In the bleak midwinter our sense of smell is accentuated in the cold. The winter light is clear and bright and the sounds and smells of the winter garden are a delight. Linger longer in the winter garden and greenhouse and let your senses become ignited by the spicy scents of all manner of botanicals, known and unknown.
Scent is a sense we can take for granted, but look out for it in and around your garden and greenhouse this winter. Winter fragrance is powerful; it will stop you in your tracks, smack you in the face and lift your spirits as you search for its source.
Winter stalwarts
In the winter garden there are a few stalwarts that are blooming their socks off. If you read the books some of them shouldn’t even be flowering now. The Mahonia in the garden is almost over but on a mild winter day its scent is serenaded with the sound of bees feeding on its copious nectar. The candy floss pink flowers of viburnum bodnatense ‘Dawn’ look like marshmallows on sticks and have a soft sweet scent that wafts across the path. It will flower for months now, really cold weather shriveling its flowers, which are quickly replaced by the next batch. The rosemary, still green and vibrant despite the cold has a clean fragrance that smells good enough to eat. It exudes its scent as you brush too close to its densely packed stems; the burst of perfume hits your nostrils and is intensified in the cold. A lone clove scented carnation, frosted with ice still wafts its scent into the winter air, hanging like a thread to the crisp, frozen foliage of the mother plant. Drooping, frosted creamy yellow flowers of winter honeysuckle hang from woody stems, wafting their scent to any passing pollinator that may be braving the frosty winter garden. The flowers are a rare nectar source in the deepest darkest winter hours and a saviour for foraging insects.
Herb posies
Gather a bundle of evergreen herbs for the house and to give as winter gifts to friends and neighbours. A bunch of bay, a ream of rosemary, a spray of sage and a few sprigs of thyme as well, wrapped with ribbon makes a useful, attractive impromptu posy and the perfect little festive gift to anyone that loves flavour but maybe lacks a garden. You’d be amazed at how well received this little bunch is on the run up to Christmas and if your plot is free from pesticides and chemicals, organic herbs are even more welcome. Plus the scent as you wrap them in tissue or secure your chosen ribbon is simply divine. Add them to stuffing, pop them in with the roasties or just keep in a small vase for some fragrant foliage.
Indoor beauties
In the greenhouse the damp, cold air is scented with a mix of heady perfumes. The blackcurrant smelling sage, growing in its protective climes, greets you as you open the door. But it’s the lemon-scented pelargonium that pervades the air. It’s citrusy spicy tones are reminiscent of a summer cocktail and make me want to linger longer within the glass encased walls that envelop this eclectic mix of plants, cuttings and seedlings. Even the tiny rocket seedlings seem spicier and stronger scented in the cool icy hours of daylight.

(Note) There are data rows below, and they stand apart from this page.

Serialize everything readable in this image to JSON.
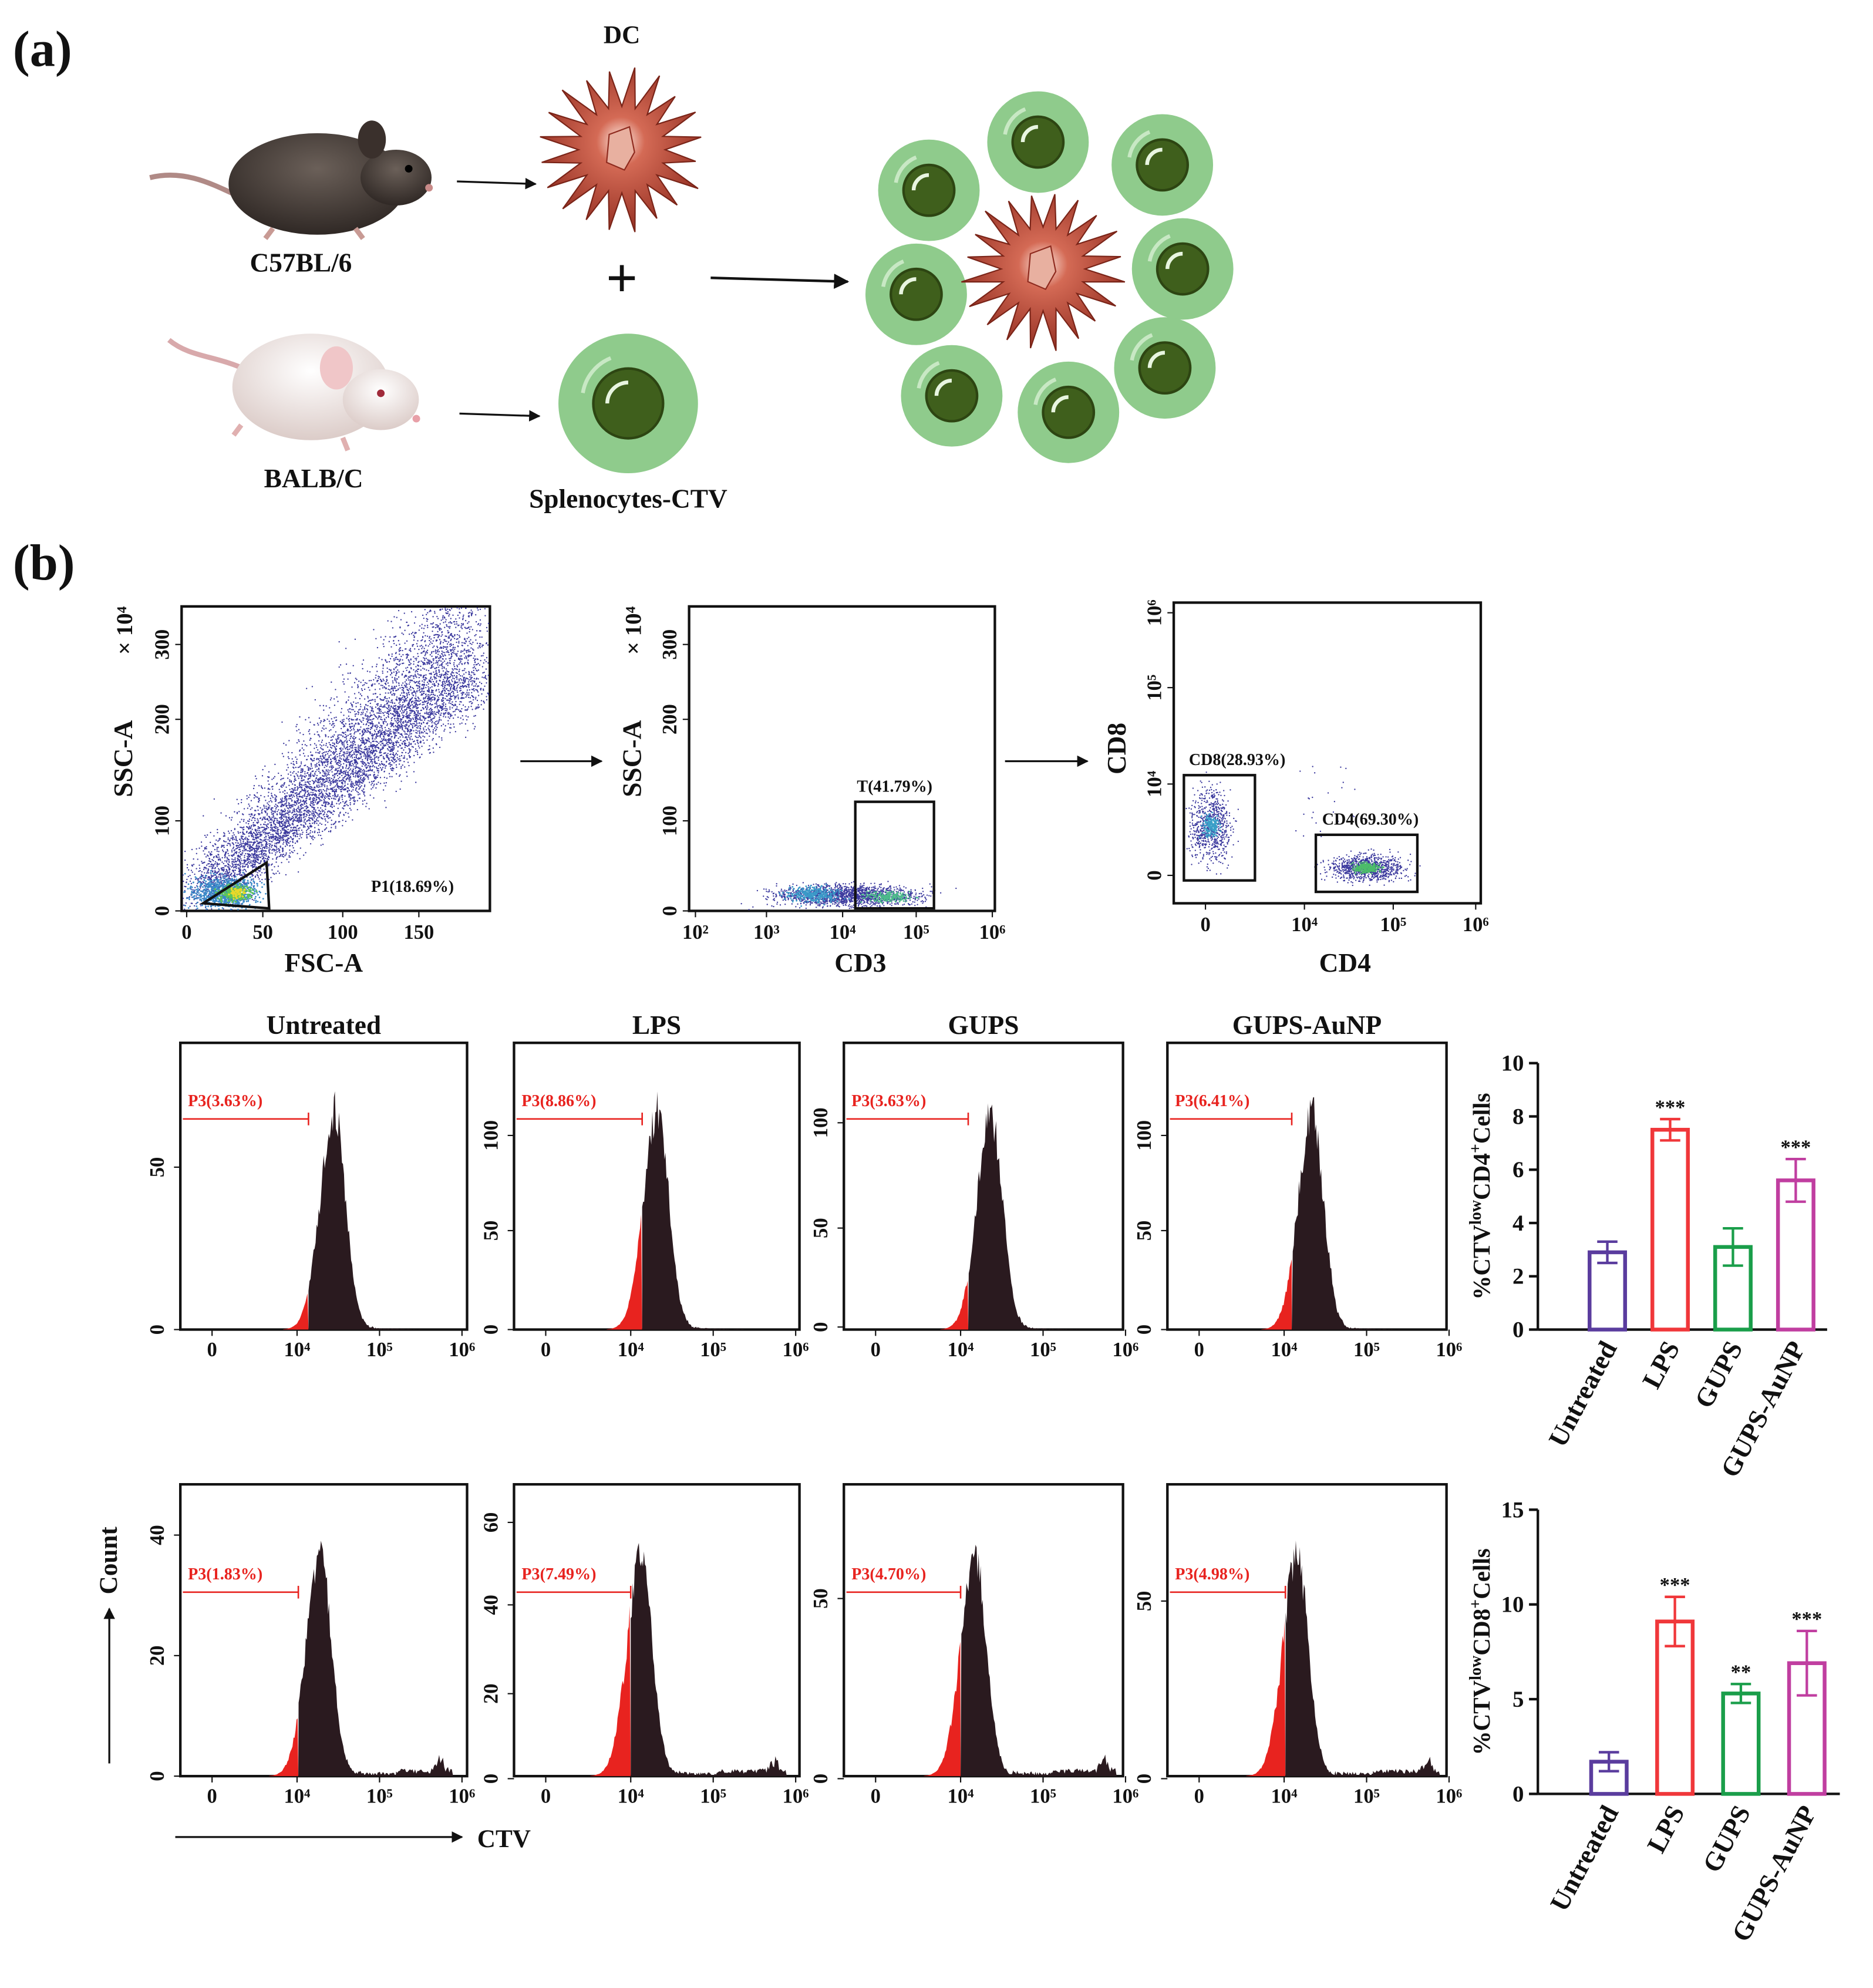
{
  "panel_a": {
    "label": "(a)",
    "dc_label": "DC",
    "mouse_top": "C57BL/6",
    "plus": "+",
    "mouse_bottom": "BALB/C",
    "cell_label": "Splenocytes-CTV"
  },
  "panel_b": {
    "label": "(b)"
  },
  "gating": [
    {
      "x_label": "FSC-A",
      "y_label": "SSC-A",
      "y_multiplier": "× 10⁴",
      "x_ticks": [
        "0",
        "50",
        "100",
        "150"
      ],
      "y_ticks": [
        "0",
        "100",
        "200",
        "300"
      ],
      "gates": [
        "P1(18.69%)"
      ]
    },
    {
      "x_label": "CD3",
      "y_label": "SSC-A",
      "y_multiplier": "× 10⁴",
      "x_ticks": [
        "10²",
        "10³",
        "10⁴",
        "10⁵",
        "10⁶"
      ],
      "y_ticks": [
        "0",
        "100",
        "200",
        "300"
      ],
      "gates": [
        "T(41.79%)"
      ]
    },
    {
      "x_label": "CD4",
      "y_label": "CD8",
      "x_ticks": [
        "0",
        "10⁴",
        "10⁵",
        "10⁶"
      ],
      "y_ticks": [
        "0",
        "10⁴",
        "10⁵",
        "10⁶"
      ],
      "gates": [
        "CD8(28.93%)",
        "CD4(69.30%)"
      ]
    }
  ],
  "histograms": {
    "titles": [
      "Untreated",
      "LPS",
      "GUPS",
      "GUPS-AuNP"
    ],
    "x_ticks": [
      "0",
      "10⁴",
      "10⁵",
      "10⁶"
    ],
    "y_label": "Count",
    "x_label": "CTV",
    "cd4": [
      {
        "gate": "P3(3.63%)",
        "y_ticks": [
          "0",
          "50"
        ]
      },
      {
        "gate": "P3(8.86%)",
        "y_ticks": [
          "0",
          "50",
          "100"
        ]
      },
      {
        "gate": "P3(3.63%)",
        "y_ticks": [
          "0",
          "50",
          "100"
        ]
      },
      {
        "gate": "P3(6.41%)",
        "y_ticks": [
          "0",
          "50",
          "100"
        ]
      }
    ],
    "cd8": [
      {
        "gate": "P3(1.83%)",
        "y_ticks": [
          "0",
          "20",
          "40"
        ]
      },
      {
        "gate": "P3(7.49%)",
        "y_ticks": [
          "0",
          "20",
          "40",
          "60"
        ]
      },
      {
        "gate": "P3(4.70%)",
        "y_ticks": [
          "0",
          "50"
        ]
      },
      {
        "gate": "P3(4.98%)",
        "y_ticks": [
          "0",
          "50"
        ]
      }
    ]
  },
  "chart_data": [
    {
      "type": "bar",
      "ylabel": [
        "%CTV",
        "low",
        "CD4",
        "+",
        "Cells"
      ],
      "categories": [
        "Untreated",
        "LPS",
        "GUPS",
        "GUPS-AuNP"
      ],
      "values": [
        2.9,
        7.5,
        3.1,
        5.6
      ],
      "errors": [
        0.4,
        0.4,
        0.7,
        0.8
      ],
      "colors": [
        "#5a3c9e",
        "#f0373a",
        "#1a9e4a",
        "#c03ea0"
      ],
      "significance": [
        null,
        "***",
        null,
        "***"
      ],
      "ylim": [
        0,
        10
      ],
      "yticks": [
        0,
        2,
        4,
        6,
        8,
        10
      ]
    },
    {
      "type": "bar",
      "ylabel": [
        "%CTV",
        "low",
        "CD8",
        "+",
        "Cells"
      ],
      "categories": [
        "Untreated",
        "LPS",
        "GUPS",
        "GUPS-AuNP"
      ],
      "values": [
        1.7,
        9.1,
        5.3,
        6.9
      ],
      "errors": [
        0.5,
        1.3,
        0.5,
        1.7
      ],
      "colors": [
        "#5a3c9e",
        "#f0373a",
        "#1a9e4a",
        "#c03ea0"
      ],
      "significance": [
        null,
        "***",
        "**",
        "***"
      ],
      "ylim": [
        0,
        15
      ],
      "yticks": [
        0,
        5,
        10,
        15
      ]
    }
  ]
}
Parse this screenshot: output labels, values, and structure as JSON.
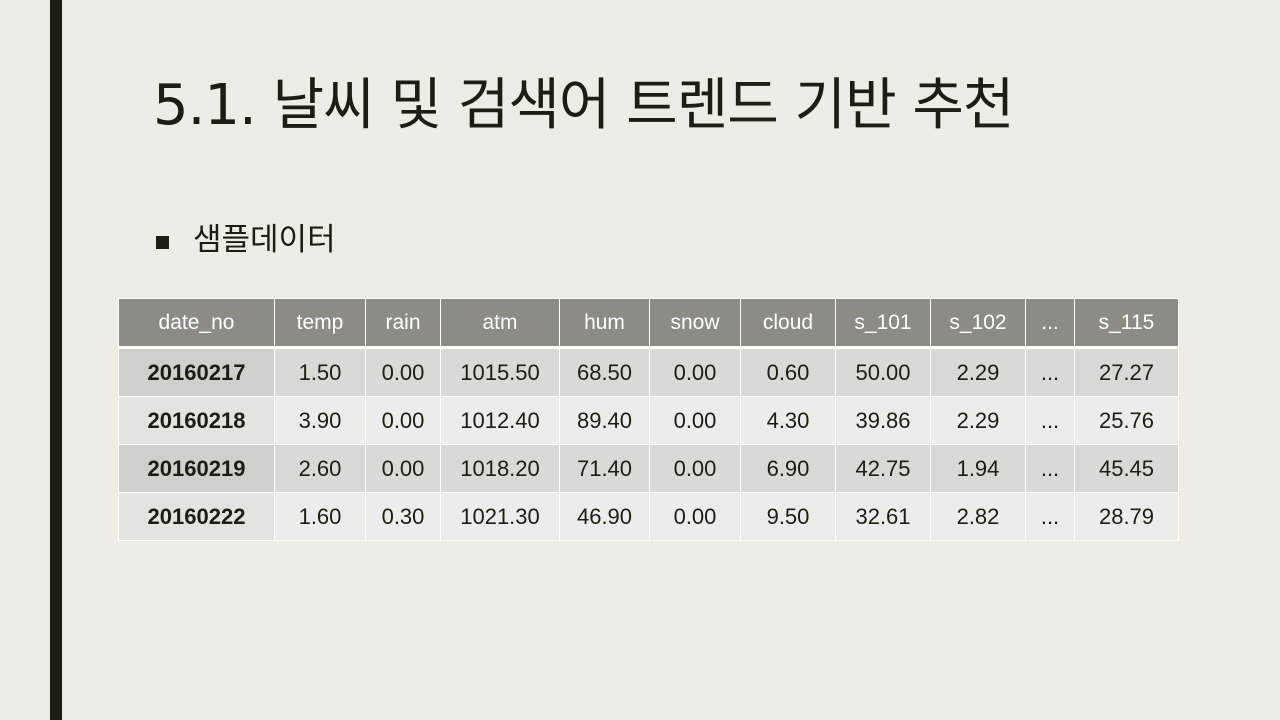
{
  "slide": {
    "title": "5.1.  날씨 및 검색어 트렌드 기반 추천",
    "bullet": "샘플데이터",
    "colors": {
      "background": "#efece5",
      "accent_bar": "#1d1d13",
      "header_fill": "#8c8c85"
    }
  },
  "table": {
    "headers": [
      "date_no",
      "temp",
      "rain",
      "atm",
      "hum",
      "snow",
      "cloud",
      "s_101",
      "s_102",
      "...",
      "s_115"
    ],
    "rows": [
      [
        "20160217",
        "1.50",
        "0.00",
        "1015.50",
        "68.50",
        "0.00",
        "0.60",
        "50.00",
        "2.29",
        "...",
        "27.27"
      ],
      [
        "20160218",
        "3.90",
        "0.00",
        "1012.40",
        "89.40",
        "0.00",
        "4.30",
        "39.86",
        "2.29",
        "...",
        "25.76"
      ],
      [
        "20160219",
        "2.60",
        "0.00",
        "1018.20",
        "71.40",
        "0.00",
        "6.90",
        "42.75",
        "1.94",
        "...",
        "45.45"
      ],
      [
        "20160222",
        "1.60",
        "0.30",
        "1021.30",
        "46.90",
        "0.00",
        "9.50",
        "32.61",
        "2.82",
        "...",
        "28.79"
      ]
    ]
  }
}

And inside, within the warmth of the festive home the scents of the season abound. A real Christmas tree, with scented needles adds a whole new dimension to the home. Clove punctured oranges emit a spicy, heady scent that is beyond compare, while the rich perfume of festive spices that saturate cakes and cookies, pies and puddings and so much more encapsulate the season in scents and smells in an evocative and memorable way. Each smell conjures festive gatherings past and the characters that brought them alive.
Frankincense and myrrh were resins and spices from the old world, revered for their fragrance and incomparable presence, each one manifests a sense of occasion and evokes emotion and memories beyond compare.
Revere the herbs and spices and scented plants in your garden, share their wonder with friends and family and bring them indoors as part of the festivities to emulate life everlasting and the rebirth of the sun as the light returns after the darkest months of winter.